C'est pour cela que la solution doit être revue afin d'être plus efficace. Continuer une stratégie qui n'a jusqu'alors mené nulle part est inenvisageable.

Cependant, une réaction musclée, militaire reste nécessaire. Daech, contrairement à Al Qaida, n'est pas seulement un groupe terroriste épars, dont l'organisation reste obscure. L'Etat dit Islamique est principalement situé dans la région entre la Syrie et l'Irak, il est installé et reçoit ses financements, prépare ses opérations à partir de là.

Plus on attend, plus ses moyens s'élargissent et son organisation s'affine. Il faut donc lutter.

En finir avec l'hypocrisie

S'engager contre Daech, c'est d'abord s'engager contre ses appuis, ses bailleurs de fonds, ses idéologues. L'Arabie Saoudite, le Qatar, la Turquie entre autres ont soutenu la montée de l'Etat Islamique sans qu'aucune réaction des grandes puissances n'ait lieu. Ils ont même été considérés comme des alliés, notamment dans la lutte contre Bachar Al Assad.

En Syrie, des rebelles douteux, certains proches de l'idéologie wahhabite, ont reçu des armes des Etats occidentaux. Il est aussi nécessaire de rappeler le rôle de l'OTAN dans la déstabilisation de la Libye devenue une terre propice à la violence et aux extrémismes, l'invasion de l'Irak au nom de la démocratie, et l'application de politiques étrangères sans nuances qui s'ingèrent dans les affaires des peuples.
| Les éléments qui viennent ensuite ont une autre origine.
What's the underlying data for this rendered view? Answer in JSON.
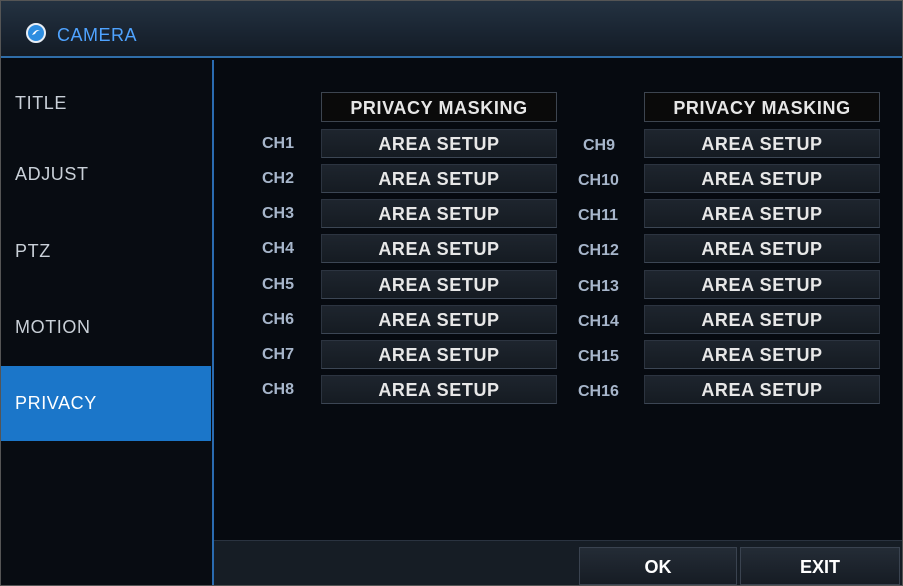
{
  "window": {
    "title": "CAMERA",
    "icon": "camera-logo-icon"
  },
  "sidebar": {
    "items": [
      {
        "label": "TITLE",
        "active": false
      },
      {
        "label": "ADJUST",
        "active": false
      },
      {
        "label": "PTZ",
        "active": false
      },
      {
        "label": "MOTION",
        "active": false
      },
      {
        "label": "PRIVACY",
        "active": true
      }
    ]
  },
  "privacy": {
    "left_header": "PRIVACY MASKING",
    "right_header": "PRIVACY MASKING",
    "button_label": "AREA SETUP",
    "left_channels": [
      "CH1",
      "CH2",
      "CH3",
      "CH4",
      "CH5",
      "CH6",
      "CH7",
      "CH8"
    ],
    "right_channels": [
      "CH9",
      "CH10",
      "CH11",
      "CH12",
      "CH13",
      "CH14",
      "CH15",
      "CH16"
    ]
  },
  "footer": {
    "ok_label": "OK",
    "exit_label": "EXIT"
  },
  "colors": {
    "accent": "#1b76c9",
    "title_text": "#4fa3ff",
    "channel_label": "#a7b6cb"
  }
}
Tout cela a permis la naissance, et la montée en puissance de l'Etat Islamique. C'est là que réside la responsabilité des gouvernements occidentaux dans l'expansion du terrorisme, et il importe de le reconnaître afin de revoir une politique qui ne fonctionne pas. Pour affaiblir Daech, il semble inévitable de se soulever réellement contre le rôle des Etats qui le soutiennent d'une manière ou d'une autre.

Un front commun contre un ennemi commun

Lorsqu'on en finit avec l'hypocrisie des alliances et des positions, une vérité se révèle. Daech est l'ennemi du front occidental, mais aussi de la Russie, de l'Iran, de la Syrie de Bachar Al Assad et du Hezbollah. Les divergences entre ces deux camps sont palpables; elles sont idéologiques, économiques, et historiques.

Seulement, la diplomatie appelle à la concertation et à la collaboration de bords divergents, voire opposés, pour régler des problèmes communs. La situation actuelle nécessite cette alliance de contexte, sans corrompre pour autant les positions idéologiques de chacun.

Il importe pour les grandes puissances de se réconcilier, le temps d'une lutte, avec Vladimir Poutine, Bachar Al Assad et Hassan Nasrallah, afin de mener une guerre efficace, qui affaiblira l'Etat Islamique en faisant le moins de victimes civiles possible. Les questions quant à la préservation de Mr Assad au pouvoir, à la transition syrienne, peuvent attendre. Les débats n'auront pas de résultats satisfaisants tant que la menace de Daech persiste.

Finissons-en

Le terrorisme n'a ni religion, ni morale. Il s'exporte à travers les désespoirs et les instabilités. Il corrompt des jeunes sans repères, qu'il déshumanise afin d'en faire des bombes mouvantes, semant la mort aveuglément.

Face à lui, le discernement et l'union sont indispensables, malgré les écarts de points de vue et les dissemblances. Il faut remettre à plus tard les désaccords et combattre efficacement un ennemi commun, afin de rendre aux populations civiles de France, de Syrie et d'ailleurs une vie plus paisible.

Pour en finir, une vraie lutte s'impose.